I have not been in a cemetery since I was diagnosed with cancer. I have not seen a body lowered into the earth and felt the reality so strongly. As my grandmother’s coffin is lowered into the sloppy hole in the earth I feel myself being tugged down with her. All around us there are tombstones with women’s names, and I start calculating all the ages on the tombstones to figure out if a mother has died young. “Beloved Mother” appears everywhere.

The baby is kicking hard but I feel like I should stay here, with my grandmother, with the dead. I am an imposter in the land of the living, and it is only a matter of time.

My grandmother’s sister-in-law tries to comfort me when I start to sob.

“It’s so unfair. My grandmother will never know my daughter, Skye. How could this happen?”

“Geralyn, you’ll see your grandmother now more than ever in your daughter.”

I look at her and realize she must know what she is talking about. At ninety-two, she has seen plenty of funerals.

I start contracting when I leave the cemetery. They have been trying to induce me for over a week. I have been contracting wildly, but not dilating. When my water breaks that night, my doctors tell me that I need to deliver the baby within twenty-four hours to prevent infection.

When I check into the hospital with my parents and Tyler, I do not smell life here, not even a whiff of it.
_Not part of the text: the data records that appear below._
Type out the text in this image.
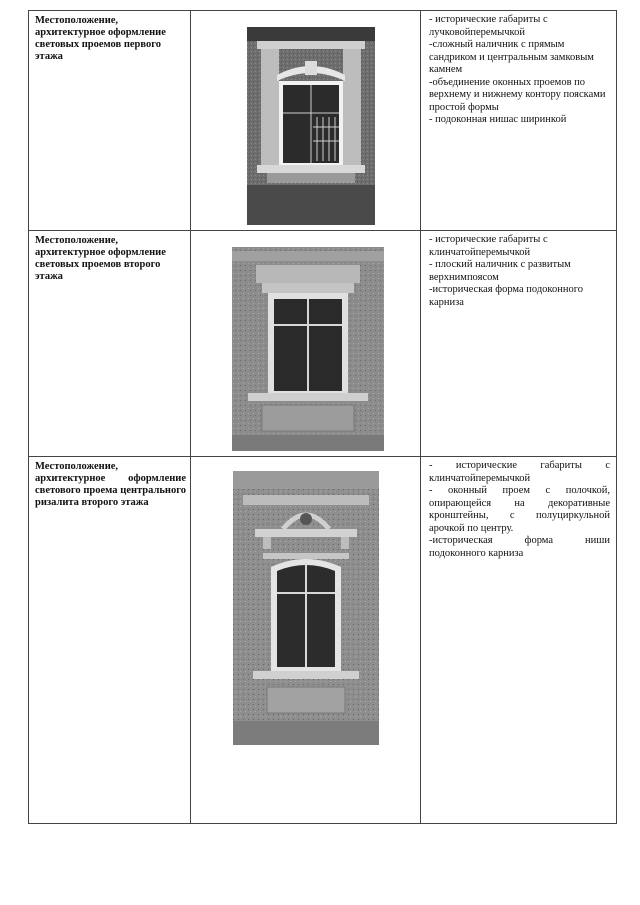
Местоположение, архитектурное оформление световых проемов первого этажа		- исторические габариты с лучковойперемычкой

-сложный наличник с прямым сандриком и центральным замковым камнем

-объединение оконных проемов по верхнему и нижнему контору поясками простой формы

- подоконная нишас ширинкой

Местоположение, архитектурное оформление световых проемов второго этажа		- исторические габариты с клинчатойперемычкой

- плоский наличник с развитым верхнимпоясом

-историческая форма подоконного карниза

Местоположение, архитектурное оформление светового проема центрального ризалита второго этажа		- исторические габариты с клинчатойперемычкой

- оконный проем с полочкой, опирающейся на декоративные кронштейны, с полуциркульной арочкой по центру.

-историческая форма ниши подоконного карниза
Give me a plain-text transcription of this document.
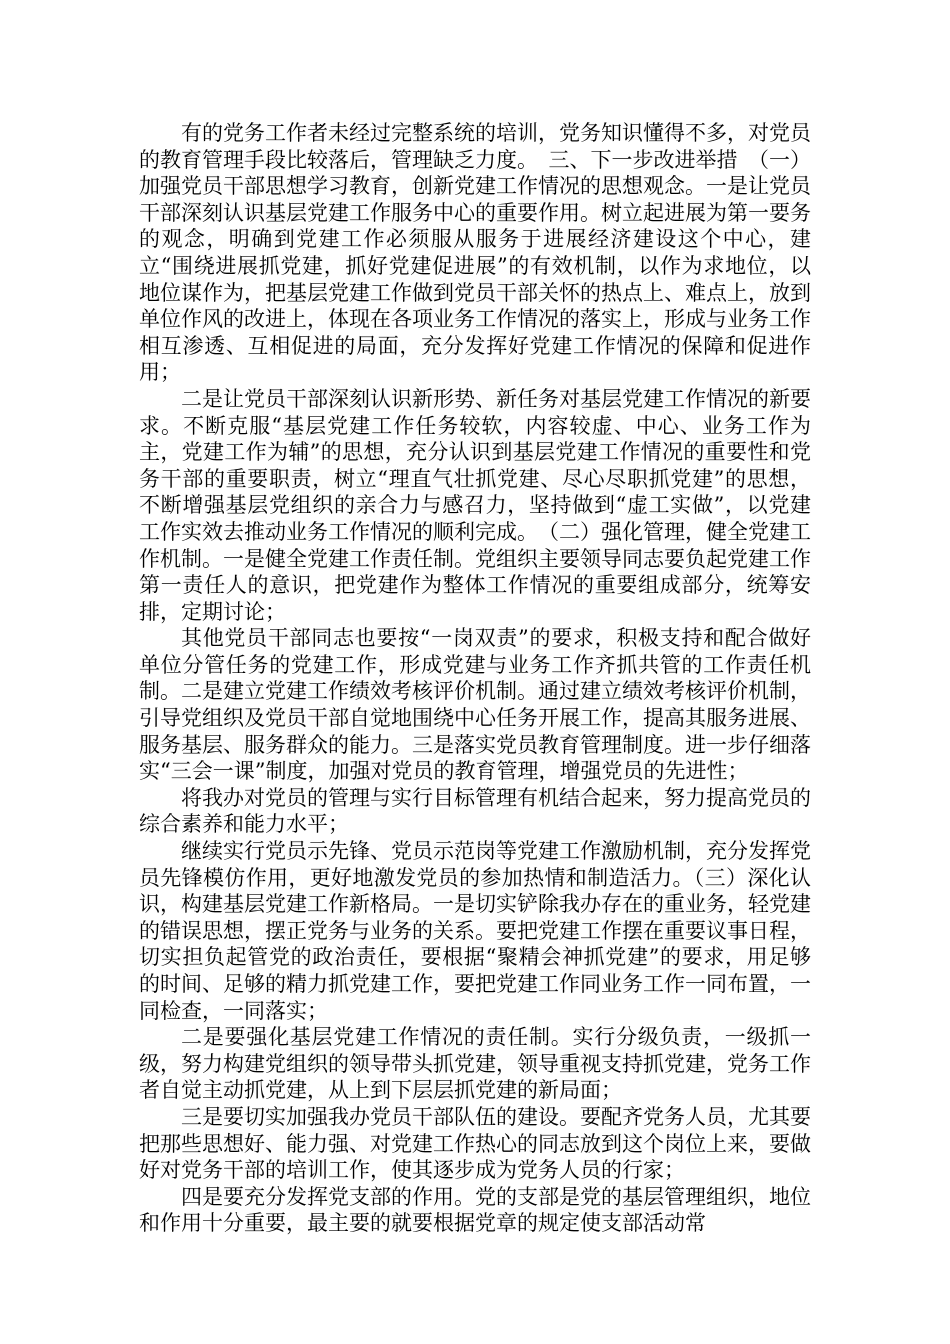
有的党务工作者未经过完整系统的培训，党务知识懂得不多，对党员的教育管理手段比较落后，管理缺乏力度。　三、下一步改进举措　（一）加强党员干部思想学习教育，创新党建工作情况的思想观念。一是让党员干部深刻认识基层党建工作服务中心的重要作用。树立起进展为第一要务的观念，明确到党建工作必须服从服务于进展经济建设这个中心，建立“围绕进展抓党建，抓好党建促进展”的有效机制，以作为求地位，以地位谋作为，把基层党建工作做到党员干部关怀的热点上、难点上，放到单位作风的改进上，体现在各项业务工作情况的落实上，形成与业务工作相互渗透、互相促进的局面，充分发挥好党建工作情况的保障和促进作用；

二是让党员干部深刻认识新形势、新任务对基层党建工作情况的新要求。不断克服“基层党建工作任务较软，内容较虚、中心、业务工作为主，党建工作为辅”的思想，充分认识到基层党建工作情况的重要性和党务干部的重要职责，树立“理直气壮抓党建、尽心尽职抓党建”的思想，不断增强基层党组织的亲合力与感召力，坚持做到“虚工实做”，以党建工作实效去推动业务工作情况的顺利完成。　（二）强化管理，健全党建工作机制。一是健全党建工作责任制。党组织主要领导同志要负起党建工作第一责任人的意识，把党建作为整体工作情况的重要组成部分，统筹安排，定期讨论；

其他党员干部同志也要按“一岗双责”的要求，积极支持和配合做好单位分管任务的党建工作，形成党建与业务工作齐抓共管的工作责任机制。二是建立党建工作绩效考核评价机制。通过建立绩效考核评价机制，引导党组织及党员干部自觉地围绕中心任务开展工作，提高其服务进展、服务基层、服务群众的能力。三是落实党员教育管理制度。进一步仔细落实“三会一课”制度，加强对党员的教育管理，增强党员的先进性；

将我办对党员的管理与实行目标管理有机结合起来，努力提高党员的综合素养和能力水平；

继续实行党员示先锋、党员示范岗等党建工作激励机制，充分发挥党员先锋模仿作用，更好地激发党员的参加热情和制造活力。（三）深化认识，构建基层党建工作新格局。一是切实铲除我办存在的重业务，轻党建的错误思想，摆正党务与业务的关系。要把党建工作摆在重要议事日程，切实担负起管党的政治责任，要根据“聚精会神抓党建”的要求，用足够的时间、足够的精力抓党建工作，要把党建工作同业务工作一同布置，一同检查，一同落实；

二是要强化基层党建工作情况的责任制。实行分级负责，一级抓一级，努力构建党组织的领导带头抓党建，领导重视支持抓党建，党务工作者自觉主动抓党建，从上到下层层抓党建的新局面；

三是要切实加强我办党员干部队伍的建设。要配齐党务人员，尤其要把那些思想好、能力强、对党建工作热心的同志放到这个岗位上来，要做好对党务干部的培训工作，使其逐步成为党务人员的行家；

四是要充分发挥党支部的作用。党的支部是党的基层管理组织，地位和作用十分重要，最主要的就要根据党章的规定使支部活动常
All I smell is the smell of death that has trailed me from my cancer. It smells fake sweet and sanitary, like it has been sprayed and washed to cover up the nasty odor underneath. There is a desperation smell, a bad-news smell, a smell of needles and x-rays, and tumors and blood. I cannot smell a baby.

I start to realize this is not the place to bring a baby into the world. I remember everything I left in that hospital.